Une Daimler V8. Admirée de certains, détesté par les ignorants. Notez ce détail du « D » majuscule au sommet du charmant alignement de phares arrière.
Autre bijou, mais au moteur plus modeste puisqu’il s’agit là d’un moteur de 4CV que les experts reconnaîtront : voici une Brissonneau. (Déjà aperçue à Versailles au rdv de l’AVAVA). A l’origine, société de construction ferroviaire, Brissoneau n’a pas construit que des locomotives. La firme a également réalisé en petite série des carrosseries de voitures de sport, dans les années 1950 et 1960, pour les marques Renault et Opel.

Après un V8 anglais, un 4 cylindres en ligne français, voici le tour du célèbre flat six allemand Porsche. Un remarquable exemplaire de 911 E 2.4L Targa pause fièrement entre deux marronniers. Personnellement, cette auto est mon graal. On commence par une Cox, mais on rêve tous plus ou moins secrètement d’une 911… en passant par la 912 ou pas ? Une belle 912 était aussi de la partie ce dimanche matin.

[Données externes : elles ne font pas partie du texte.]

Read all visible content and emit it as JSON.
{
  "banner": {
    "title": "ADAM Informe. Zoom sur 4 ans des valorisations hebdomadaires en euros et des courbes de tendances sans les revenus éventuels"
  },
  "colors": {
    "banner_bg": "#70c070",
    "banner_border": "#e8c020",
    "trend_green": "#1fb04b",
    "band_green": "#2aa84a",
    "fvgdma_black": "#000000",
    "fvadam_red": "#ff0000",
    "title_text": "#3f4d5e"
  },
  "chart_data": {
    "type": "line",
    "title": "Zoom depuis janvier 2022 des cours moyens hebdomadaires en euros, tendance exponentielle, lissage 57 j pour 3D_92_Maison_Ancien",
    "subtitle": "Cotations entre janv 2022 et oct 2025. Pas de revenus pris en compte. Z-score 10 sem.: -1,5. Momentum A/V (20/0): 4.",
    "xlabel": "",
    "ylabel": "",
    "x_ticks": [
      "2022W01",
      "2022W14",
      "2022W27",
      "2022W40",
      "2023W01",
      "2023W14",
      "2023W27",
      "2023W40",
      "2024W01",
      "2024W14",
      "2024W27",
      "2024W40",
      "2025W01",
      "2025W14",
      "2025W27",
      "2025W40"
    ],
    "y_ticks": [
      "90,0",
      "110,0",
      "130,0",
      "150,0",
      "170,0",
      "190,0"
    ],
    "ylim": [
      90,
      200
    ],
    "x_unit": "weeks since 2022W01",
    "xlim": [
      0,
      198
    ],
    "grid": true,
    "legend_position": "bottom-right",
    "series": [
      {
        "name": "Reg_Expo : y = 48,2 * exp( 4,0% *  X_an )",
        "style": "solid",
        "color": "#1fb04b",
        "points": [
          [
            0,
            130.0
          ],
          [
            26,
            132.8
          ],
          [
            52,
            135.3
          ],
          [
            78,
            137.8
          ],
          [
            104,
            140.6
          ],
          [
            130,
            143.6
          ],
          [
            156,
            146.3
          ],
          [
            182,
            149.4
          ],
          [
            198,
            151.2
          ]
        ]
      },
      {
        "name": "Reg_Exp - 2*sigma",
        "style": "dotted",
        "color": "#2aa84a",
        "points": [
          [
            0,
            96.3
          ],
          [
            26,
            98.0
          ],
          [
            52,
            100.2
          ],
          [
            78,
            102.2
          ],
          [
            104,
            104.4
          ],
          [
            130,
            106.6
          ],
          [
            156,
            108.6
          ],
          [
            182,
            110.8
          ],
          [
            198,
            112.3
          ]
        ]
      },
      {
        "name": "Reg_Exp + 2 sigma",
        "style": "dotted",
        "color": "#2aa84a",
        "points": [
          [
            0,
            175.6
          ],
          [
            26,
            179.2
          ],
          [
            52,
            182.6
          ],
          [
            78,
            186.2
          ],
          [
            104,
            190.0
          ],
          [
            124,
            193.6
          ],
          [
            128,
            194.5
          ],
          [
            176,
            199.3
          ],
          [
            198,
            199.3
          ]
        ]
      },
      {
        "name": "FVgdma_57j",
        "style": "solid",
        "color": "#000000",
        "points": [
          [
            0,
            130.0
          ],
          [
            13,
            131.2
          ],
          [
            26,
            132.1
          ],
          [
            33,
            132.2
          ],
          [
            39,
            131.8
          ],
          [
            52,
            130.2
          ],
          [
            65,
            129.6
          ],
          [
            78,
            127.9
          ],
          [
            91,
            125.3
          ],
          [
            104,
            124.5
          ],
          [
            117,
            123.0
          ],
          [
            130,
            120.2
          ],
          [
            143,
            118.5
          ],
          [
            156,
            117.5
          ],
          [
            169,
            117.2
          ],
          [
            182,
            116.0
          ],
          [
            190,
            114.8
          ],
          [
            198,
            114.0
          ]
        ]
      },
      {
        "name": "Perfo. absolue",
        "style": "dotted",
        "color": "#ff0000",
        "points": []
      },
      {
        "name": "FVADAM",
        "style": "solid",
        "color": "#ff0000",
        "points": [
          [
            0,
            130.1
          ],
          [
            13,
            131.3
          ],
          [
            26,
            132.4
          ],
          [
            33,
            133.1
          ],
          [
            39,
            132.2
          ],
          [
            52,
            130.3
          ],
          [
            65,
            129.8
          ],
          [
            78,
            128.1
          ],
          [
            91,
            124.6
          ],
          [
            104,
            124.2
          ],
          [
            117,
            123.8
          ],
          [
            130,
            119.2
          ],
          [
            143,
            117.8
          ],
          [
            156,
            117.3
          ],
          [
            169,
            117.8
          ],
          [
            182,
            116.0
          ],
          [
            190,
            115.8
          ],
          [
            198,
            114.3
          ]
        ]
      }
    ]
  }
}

Revenons aux puissantes anglaises. Une sublime Aston Martin DBS Vantage et une Jaguar 420 G nous ont bien fait rêver aussi. La Jaguar ayant appartenu à la reine d’Angleterre selon les dires de son propriétaire. Conduite à droite et tablettes en bois devant les passagers arrière.

Il y avait même des américaines ce matin à l’Isle Adam. Une gigantesque Mercury Park Lane 4 portes. Pas facile le créneau… et un joli coupé Karmann Ghia subtilement tuné.

Un autre rassemblement avait lieu à quelques tours de roues, sur le parking du Carrefour. Autre ambiance mais autres pépites. Notamment une Delahaye. Certainement de 1935 comme l’indique son immatriculation.

Une seconde belle berlinette d’une époque relativement plus proche était là aussi: une Jidé, elle aussi déjà vue à Versailles ou à l’Hivernale Vallée. Pour la petite histoire, Jidé était un fabricant français d’automobiles dont le nom vient des initiales de son fondateur Jacques Durand. La production a commencé en 1969 à Châtillon-sur-Thouet, près de Parthenay et a cessé en 1973.
Laissé libre après l’arrêt de la production de la Sovam, Jacques Durand s’installe dans une commune proche de Parthenay pour lancer un coupé sportif à moteur R8 Gordini avec une carrosserie polyester. La voiture sera utilisée en compétition par Jean Ragnotti en 1972 en rallye automobile. En 1973, Jacques Durand vend la marque à Michel Baxas qui souhaite remplacer le moteur Renault 1600 par un moteur plus puissant le Porsche de 2,2 litres et pouvoir ainsi engager la voiture sur circuit mais il ne réussira pas dans son entreprise.

Un superbe rasso où nous reviendrons. Tous n’ont pas la chance d’avoir un tel décor !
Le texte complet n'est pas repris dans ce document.